La discrepanza emerge con evidenza se si considera che il vincolo giuridico a efficacia reale sarebbe oltretutto suscettibile di annullamento su richiesta della parte che vi abbia interesse (ex art. 1441 c.c.) prima che il danno (consistente nella perdita del bene o del denaro) possa concretizzarsi. Si prenda infine a esempio il soggetto che, dopo avere concluso un contratto inducendo l’altro contraente in errore mediante raggiri, prima di ricevere la prestazione della vittima, a seguito di ripensamento, la rifiuti o comunque accetti di annullare il contratto su proposta del raggirato (o entrambe le cose): appunto perché, pur essendosi compiuta l’azione (composta, come si è visto, dalla condotta combinata dei due contraenti) non si è ancora verificato l’arricchimento ingiusto per volere del reo, le due ipotesi andrebbero ricondotte alla figura del recesso attivo delineata dall’art. 56 c. 4 c.p. Va da sé che, ammettendo la sussistenza del reato di truffa tentata anche in assenza di un vincolo contrattuale finalizzato alla consumazione del reato, a parità di condotta del proponente si creerebbe una disparità di trattamento tra l’ipotesi tentata in cui il vincolo si sia formato, dove al soggetto agente che ha concluso il contratto sarebbe riconosciuta la possibilità di ripensarci, ottenendo la riduzione di pena prevista dall’art. 56 c. 4 c.p., e quella in cui il soggetto agente non è nemmeno riuscito a ottenere il consenso dell’altra parte, a cui dovrebbe inevitabilmente applicarsi la maggiore pena prevista dall’art. 56 c. 1 c.p.

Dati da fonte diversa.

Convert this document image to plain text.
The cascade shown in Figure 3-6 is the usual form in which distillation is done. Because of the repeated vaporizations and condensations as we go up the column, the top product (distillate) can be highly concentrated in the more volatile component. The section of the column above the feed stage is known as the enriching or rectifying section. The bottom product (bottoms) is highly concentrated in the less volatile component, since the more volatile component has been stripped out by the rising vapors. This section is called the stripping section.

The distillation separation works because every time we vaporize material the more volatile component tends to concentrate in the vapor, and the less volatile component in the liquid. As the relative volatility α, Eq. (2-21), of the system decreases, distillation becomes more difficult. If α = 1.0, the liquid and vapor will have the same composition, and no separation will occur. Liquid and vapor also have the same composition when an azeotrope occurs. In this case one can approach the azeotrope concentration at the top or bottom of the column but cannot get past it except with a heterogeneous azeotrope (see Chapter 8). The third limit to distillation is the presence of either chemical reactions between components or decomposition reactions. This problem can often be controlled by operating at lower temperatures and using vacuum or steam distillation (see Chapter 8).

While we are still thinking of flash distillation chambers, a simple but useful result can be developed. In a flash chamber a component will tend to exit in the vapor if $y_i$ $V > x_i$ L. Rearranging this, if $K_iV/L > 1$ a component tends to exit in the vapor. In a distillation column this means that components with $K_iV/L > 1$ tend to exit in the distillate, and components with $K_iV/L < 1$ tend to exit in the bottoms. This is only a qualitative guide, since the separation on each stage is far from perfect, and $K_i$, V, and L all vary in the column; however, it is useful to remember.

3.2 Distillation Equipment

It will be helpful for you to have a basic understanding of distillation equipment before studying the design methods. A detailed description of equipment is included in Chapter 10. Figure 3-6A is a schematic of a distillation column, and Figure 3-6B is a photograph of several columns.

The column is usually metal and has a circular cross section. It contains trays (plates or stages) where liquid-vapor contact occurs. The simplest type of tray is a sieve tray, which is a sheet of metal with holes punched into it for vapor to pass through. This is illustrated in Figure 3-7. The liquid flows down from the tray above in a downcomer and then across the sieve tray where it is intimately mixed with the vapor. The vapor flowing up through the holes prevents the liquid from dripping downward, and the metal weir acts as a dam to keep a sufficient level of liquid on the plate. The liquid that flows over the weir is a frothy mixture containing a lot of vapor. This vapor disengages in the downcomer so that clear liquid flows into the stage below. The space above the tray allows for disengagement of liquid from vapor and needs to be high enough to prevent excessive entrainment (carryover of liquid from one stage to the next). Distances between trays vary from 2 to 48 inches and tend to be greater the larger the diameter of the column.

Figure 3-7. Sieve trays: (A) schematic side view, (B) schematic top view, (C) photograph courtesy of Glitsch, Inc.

Quanto all’idoneità del silenzio, serbato su circostanze che avrebbero inciso in modo determinante sulla conclusione del contratto, a costituire condotta idonea a integrare il reato di truffa contrattuale, si ritiene condivisibile l’orientamento giurisprudenziale prevalente, che lo reputa penalmente rilevante nei casi in cui sussista in capo al soggetto un obbligo di informazione, poiché “anche il silenzio maliziosamente serbato su alcune circostanze da parte di chi abbia il dovere giuridico di farle conoscere costituisce elemento ai fini della configurabilità del reato di truffa, trattandosi di un raggiro idoneo a determinare il soggetto passivo a prestare un consenso che altrimenti non avrebbe dato” (Cass. Pen. Sez. VI sentenza n. 5579 del 13.05.1998). Si concorda altresì sul fatto che l’obbligo di informazione possa trovare la sua fonte anche nella responsabilità precontrattuale sancita dall’art. 1337 c.c. il quale impone alle parti di comportarsi secondo buona fede sia nello svolgimento delle trattative che nella formazione del contratto (come riconosciuto in Cass. Pen. Sez. II sentenza n. 28703 del 04.07.2013).